Angel’s process comes from her own ability to be omnipresent, as she says, “all over the place.” She frequently wakes up in the middle of the night after being somewhere else in her dream and can go right to work in her studio to create whatever she just dreamed. She tells me a story about meeting a man who made mermaids out of wood. “The wood was perfect,” she remembers. Angel asked him how he did it, and he said, ‘I look at the piece of wood, and the piece of wood tells me what it wants to be.”
“So I’m not crazy, “Angel exclaims as she revisits the ‘Aha’ moment in her conversation with the man. “That’s what I do. Sometimes I stare at a blank canvas for an hour and the canvas tells me what it wants to be. It may want to be something different in different lights—at different times of day.“
As I continued my gaze around the walls of Angel’s studio and met each of the ladies, the implicit power within them ignited the room---much like music. Their radiance fills the room, any room, as well as your imagination. You can’t help but dream and begin to think beyond the physical shapes, colors, and textures. You see these torsos as not just the core of the human body but the core of the human experience, even the soul. Angel poses the question, “Women can do anything so why not design a piece of artwork that shows how strong and resilient and life-affirming we are as women?” Why not, indeed? We are the givers and renewers of life. “Guys may be the masters of the universe, but women are the ones that keep it going. “
It’s true. Throughout history and across every culture, women have bounced back after a crisis, never losing their way in the universe even as the universe itself becomes more wayless. Each sculpture is, of course, unique, one of a kind. But what is also impressive is the one-of-a-kind intricacy in each one. The lady armor is an ever-flowing, rippling, sweeping embroidery of puzzle pieces that will surely make your head spin and soar at the same time. You do get lost in them. “That’s because we are complex beings,” Angel tells me. “Women. We are intricate and complicated, but we never actually get lost,” I’m reassured after spinning for a bit. “From our toes to our eye color, we are all so complex and so able to do anything.“
I was convinced. Our ability as women to get through any maze (with the help of other women) seems to be the pivotal piece of the puzzle and the purpose behind Angel’s artistic vision.

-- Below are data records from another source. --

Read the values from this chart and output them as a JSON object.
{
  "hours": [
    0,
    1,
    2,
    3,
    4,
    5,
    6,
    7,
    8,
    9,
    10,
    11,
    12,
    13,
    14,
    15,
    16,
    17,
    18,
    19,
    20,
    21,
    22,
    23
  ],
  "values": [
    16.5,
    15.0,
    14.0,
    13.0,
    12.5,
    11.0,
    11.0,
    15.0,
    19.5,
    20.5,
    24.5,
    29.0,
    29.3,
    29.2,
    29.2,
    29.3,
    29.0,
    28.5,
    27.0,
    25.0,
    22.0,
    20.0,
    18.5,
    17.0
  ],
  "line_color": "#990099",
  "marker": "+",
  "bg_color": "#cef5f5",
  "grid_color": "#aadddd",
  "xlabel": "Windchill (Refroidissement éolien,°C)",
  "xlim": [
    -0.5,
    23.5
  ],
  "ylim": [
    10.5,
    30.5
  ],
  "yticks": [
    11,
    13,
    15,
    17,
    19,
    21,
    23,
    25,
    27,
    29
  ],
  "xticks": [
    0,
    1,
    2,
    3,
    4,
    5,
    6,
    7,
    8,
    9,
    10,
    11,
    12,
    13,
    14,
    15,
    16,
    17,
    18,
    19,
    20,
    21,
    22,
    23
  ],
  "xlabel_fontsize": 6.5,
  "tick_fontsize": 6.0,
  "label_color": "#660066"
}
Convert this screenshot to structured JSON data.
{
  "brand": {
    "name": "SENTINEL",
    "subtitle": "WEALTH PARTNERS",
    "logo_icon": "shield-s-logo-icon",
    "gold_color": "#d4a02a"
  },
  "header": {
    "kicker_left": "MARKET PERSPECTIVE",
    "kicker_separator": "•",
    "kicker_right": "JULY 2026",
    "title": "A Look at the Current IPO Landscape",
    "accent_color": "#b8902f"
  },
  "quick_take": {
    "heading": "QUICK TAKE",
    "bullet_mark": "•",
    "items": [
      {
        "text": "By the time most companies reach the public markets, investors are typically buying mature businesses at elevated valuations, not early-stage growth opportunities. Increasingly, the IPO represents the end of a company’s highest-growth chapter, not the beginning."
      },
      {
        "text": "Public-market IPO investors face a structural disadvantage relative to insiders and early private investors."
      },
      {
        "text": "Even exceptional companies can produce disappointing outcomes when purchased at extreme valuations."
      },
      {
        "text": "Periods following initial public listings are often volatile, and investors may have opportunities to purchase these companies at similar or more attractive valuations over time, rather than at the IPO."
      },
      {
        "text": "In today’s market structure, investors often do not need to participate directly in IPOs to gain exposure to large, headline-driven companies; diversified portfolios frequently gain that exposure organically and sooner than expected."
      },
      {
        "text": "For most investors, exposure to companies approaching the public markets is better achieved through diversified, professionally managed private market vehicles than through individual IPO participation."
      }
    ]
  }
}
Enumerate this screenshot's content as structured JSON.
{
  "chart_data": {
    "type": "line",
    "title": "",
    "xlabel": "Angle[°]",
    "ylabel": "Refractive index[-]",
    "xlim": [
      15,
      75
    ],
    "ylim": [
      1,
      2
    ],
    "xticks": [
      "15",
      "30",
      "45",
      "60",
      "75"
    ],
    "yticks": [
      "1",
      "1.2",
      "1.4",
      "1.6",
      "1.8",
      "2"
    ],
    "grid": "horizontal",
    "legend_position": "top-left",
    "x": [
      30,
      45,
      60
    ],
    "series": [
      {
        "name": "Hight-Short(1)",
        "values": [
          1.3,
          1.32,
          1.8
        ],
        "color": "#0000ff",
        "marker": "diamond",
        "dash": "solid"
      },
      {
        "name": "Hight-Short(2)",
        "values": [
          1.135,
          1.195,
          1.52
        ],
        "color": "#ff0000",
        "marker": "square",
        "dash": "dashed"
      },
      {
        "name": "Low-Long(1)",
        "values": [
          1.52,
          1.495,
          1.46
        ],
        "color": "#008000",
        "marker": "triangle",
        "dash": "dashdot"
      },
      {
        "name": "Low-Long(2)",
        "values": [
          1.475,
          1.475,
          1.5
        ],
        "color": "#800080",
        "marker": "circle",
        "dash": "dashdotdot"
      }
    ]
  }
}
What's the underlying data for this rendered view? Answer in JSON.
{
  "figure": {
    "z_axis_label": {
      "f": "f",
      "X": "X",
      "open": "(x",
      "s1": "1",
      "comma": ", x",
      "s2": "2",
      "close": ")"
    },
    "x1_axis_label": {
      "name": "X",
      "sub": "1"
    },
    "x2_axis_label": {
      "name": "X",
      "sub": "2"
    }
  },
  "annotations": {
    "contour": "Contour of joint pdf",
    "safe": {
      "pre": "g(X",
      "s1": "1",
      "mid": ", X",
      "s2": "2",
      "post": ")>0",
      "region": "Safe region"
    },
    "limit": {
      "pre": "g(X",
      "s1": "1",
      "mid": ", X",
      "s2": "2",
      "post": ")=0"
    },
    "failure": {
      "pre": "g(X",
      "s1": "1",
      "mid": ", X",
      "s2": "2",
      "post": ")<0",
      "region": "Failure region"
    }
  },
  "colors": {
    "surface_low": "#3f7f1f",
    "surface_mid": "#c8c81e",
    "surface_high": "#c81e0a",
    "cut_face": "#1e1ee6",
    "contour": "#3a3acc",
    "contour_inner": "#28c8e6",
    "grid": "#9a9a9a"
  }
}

Her women are all symbols of empowerment, strength, and hope. They pass that on to the rest of us.
But Ciolko’s vision is not just about what she sees in her sculptures. What’s important”, she explains, “is what other women, indeed other people see. Once I’m done with my work, it belongs to someone else. I make art for other people. And if someone says ‘I love this,’ I would like to think they are seeing a piece of themselves. “That art can be an affirmation of the specialness and one-of-a-kindness of each of us is itself a one-of-a-kind achievement. And Angel is fully invested in making art that does just that.
When asked what she wanted to do next, Ciolko answered without missing a beat. “I want to weld. I want to build a woman out of car parts. “To be fair, her husband, a service and parts director, may have a hand in this novel venture. “Looking under the hood of cars is like looking at the inside of a watch.,” she claims, “so that’s where I’m going ---that’s my next place.” A woman made out of car parts and set to music? That might just fix everything.
“Looking under the hood of cars is like looking at the inside of a watch.,” she claims, “so that’s where I’m going ---that’s my next place.”
CorkHouse Gallery Coordinator Carol Anthony sat down with Angel Ciolko during women’s history month for this article.
Angel’s work is on display to the public 7 days per week at CorkHouse Gallery in downtown Savannah, GA.